Pedro Adão e Silva é como o Altíssimo: tem a capacidade divina de estar em todo o lado. Até 2022, foi comentador na televisão, na rádio e nos jornais, emitindo com bocejante regularidade as suas impecáveis opiniões sobre política, sobre futebol, sobre música e, haja paciência, sobre surf. Entre 2022 e 2024, mudou-se para o Conselho de Ministros onde tutelou, como não poderia deixar de ser, a pasta da Cultura. E, agora que o governo mudou, regressou, como um filho pródigo, ao comentariado.

Estas idas e vindas não têm rigorosamente nenhum problema — afinal, todos temos de ganhar a vida de alguma forma. Além disso, há uma inegável vantagem neste percurso: como Pedro Adão e Silva passou a escrever vários dias por semana num jornal, nós ficámos agora a perceber o que estava na cabeça de um dos ministros mais influentes do governo de António Costa.

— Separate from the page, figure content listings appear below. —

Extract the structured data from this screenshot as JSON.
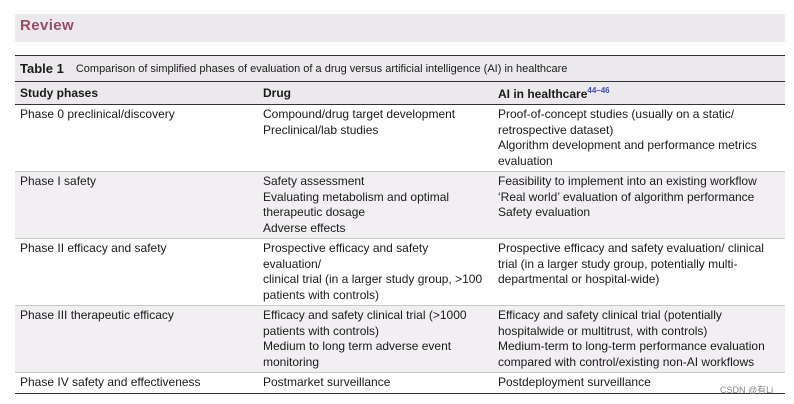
{
  "section_label": "Review",
  "table": {
    "label": "Table 1",
    "caption": "Comparison of simplified phases of evaluation of a drug versus artificial intelligence (AI) in healthcare",
    "headers": [
      "Study phases",
      "Drug",
      "AI in healthcare"
    ],
    "header_ref": "44–46",
    "rows": [
      {
        "phase": "Phase 0 preclinical/discovery",
        "drug": [
          "Compound/drug target development",
          "Preclinical/lab studies"
        ],
        "ai": [
          "Proof-of-concept studies (usually on a static/",
          "retrospective dataset)",
          "Algorithm development and performance metrics",
          "evaluation"
        ]
      },
      {
        "phase": "Phase I safety",
        "drug": [
          "Safety assessment",
          "Evaluating metabolism and optimal",
          "therapeutic dosage",
          "Adverse effects"
        ],
        "ai": [
          "Feasibility to implement into an existing workflow",
          "‘Real world’ evaluation of algorithm performance",
          "Safety evaluation"
        ]
      },
      {
        "phase": "Phase II efficacy and safety",
        "drug": [
          "Prospective efficacy and safety evaluation/",
          "clinical trial (in a larger study group, >100",
          "patients with controls)"
        ],
        "ai": [
          "Prospective efficacy and safety evaluation/ clinical",
          "trial (in a larger study group, potentially multi-",
          "departmental or hospital-wide)"
        ]
      },
      {
        "phase": "Phase III therapeutic efficacy",
        "drug": [
          "Efficacy and safety clinical trial (>1000",
          "patients with controls)",
          "Medium to long term adverse event",
          "monitoring"
        ],
        "ai": [
          "Efficacy and safety clinical trial (potentially",
          "hospitalwide or multitrust, with controls)",
          "Medium-term to long-term performance evaluation",
          "compared with control/existing non-AI workflows"
        ]
      },
      {
        "phase": "Phase IV safety and effectiveness",
        "drug": [
          "Postmarket surveillance"
        ],
        "ai": [
          "Postdeployment surveillance"
        ]
      }
    ]
  },
  "watermark": "CSDN @有Li"
}
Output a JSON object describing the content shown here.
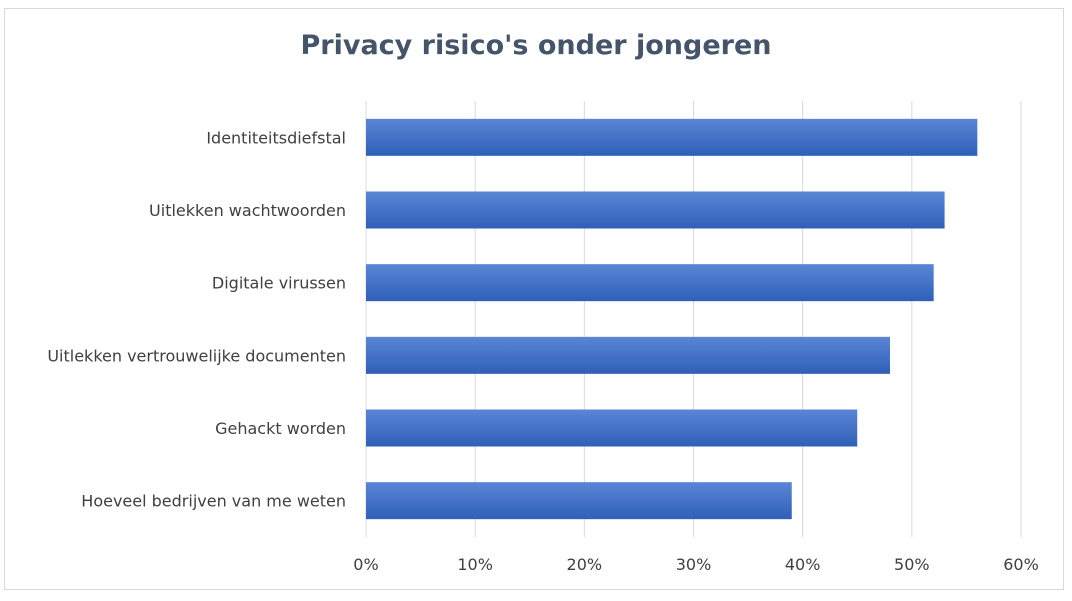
{
  "chart_data": {
    "type": "bar",
    "orientation": "horizontal",
    "title": "Privacy risico's onder jongeren",
    "xlabel": "",
    "ylabel": "",
    "categories": [
      "Identiteitsdiefstal",
      "Uitlekken wachtwoorden",
      "Digitale virussen",
      "Uitlekken vertrouwelijke documenten",
      "Gehackt worden",
      "Hoeveel bedrijven van me weten"
    ],
    "values": [
      0.56,
      0.53,
      0.52,
      0.48,
      0.45,
      0.39
    ],
    "xlim": [
      0,
      0.6
    ],
    "x_ticks": [
      0,
      0.1,
      0.2,
      0.3,
      0.4,
      0.5,
      0.6
    ],
    "x_tick_labels": [
      "0%",
      "10%",
      "20%",
      "30%",
      "40%",
      "50%",
      "60%"
    ],
    "grid": "vertical",
    "legend": "none",
    "colors": {
      "bar_light": "#5b86d6",
      "bar_dark": "#2f5fb8",
      "grid": "#d9d9d9",
      "title": "#44546a",
      "text": "#404040"
    }
  }
}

Na sua coluna de estreia no Público, Pedro Adão e Silva revelou à Nação que o pedido de demissão de António Costa foi “um golpe de Estado perpetrado por meios não violentos”. Se bem percebi, no lugar de Otelo, de Salgueiro Maia e do general Spínola, tivemos agora Lucília Gago e um grupo obscuro de procuradores temivelmente armados com canetas e papel. É bom saber, para percebermos com o que estamos a lidar, que, quando o núcleo duro de António Costa se sentou para discutir a queda do governo, pelo menos um ministro acreditou mesmo que estava em curso um golpe de Estado. Atenção: não é uma metáfora, não é uma hipérbole, não é uma prosopopeia. Realmente, o ministro Pedro Adão e Silva defendeu, naqueles dias e até hoje, que foi um golpe de Estado a sério que levou ao pedido de demissão do então primeiro-ministro.

Dos cinco artigos de opinião que Pedro Adão e Silva escreveu nesta nova vida, três foram sobre o Ministério Público, o que demonstra excesso de preocupação ou escassez de assunto. E um deles é especialmente instrutivo. Logo depois da entrevista de Lucília Gago à RTP, Pedro Adão e Silva apressou-se a escrever o seguinte: “Se dúvidas existissem, dissiparam-se: estamos perante uma instituição que, enquanto se considera imbuída de uma missão salvífica, corrói os alicerces da nossa democracia. E, pelo caminho, de uma sociedade decente.”

Esperem aí: “uma sociedade decente”? Onde é que já ouvimos isto? É preciso pensar um bocadinho, mas depois dá para chegar lá. Foi aqui: “Há um telejornal que sistematicamente faz campanhas ad hominem no limite daquilo que é tolerável numa sociedade baseada na decência.” A frase foi dita por Pedro Adão e Silva em 2009 durante o XVI Congresso do PS. Na época, a vítima de “campanhas ad hominem” que punham em causa “uma sociedade baseada na decência” era José Sócrates, que Pedro Adão e Silva insistia “não estar acusado de nada”; e os propagadores das “campanhas ad hominem” que punham em causa “uma sociedade baseada na decência” eram, em primeiro lugar, “o telejornal da TVI de sexta-feira” e, também, o jornal Público, que, segundo ele, “deveria ter uma postura diferente daquela que tem”.

Convém ser claro para que não haja qualquer confusão: como é evidente, António Costa em 2024 não é igual a José Sócrates em 2009. De maneira absolutamente nenhuma — nem igual, nem remotamente parecido e seria até insultuoso afirmar ou insinuar o contrário. Não é isso que está em causa; o que está em causa é isto: Pedro Adão e Silva em 2024 é que é igualzinho a Pedro Adão e Silva em 2009. Sempre que a Justiça ou os jornais incomodam o PS, o comentador-ministro-comentador vê aproximar-se a inevitável e bíblica extinção da “sociedade baseada na decência”, imagina-se que com a mesma espetacularidade com que Deus extinguiu Sodoma e Gomorra. Para Pedro Adão e Silva, o Ministério Público e a imprensa nunca acertam e o PS acerta sempre. Não se pode dizer que seja propriamente uma enorme surpresa.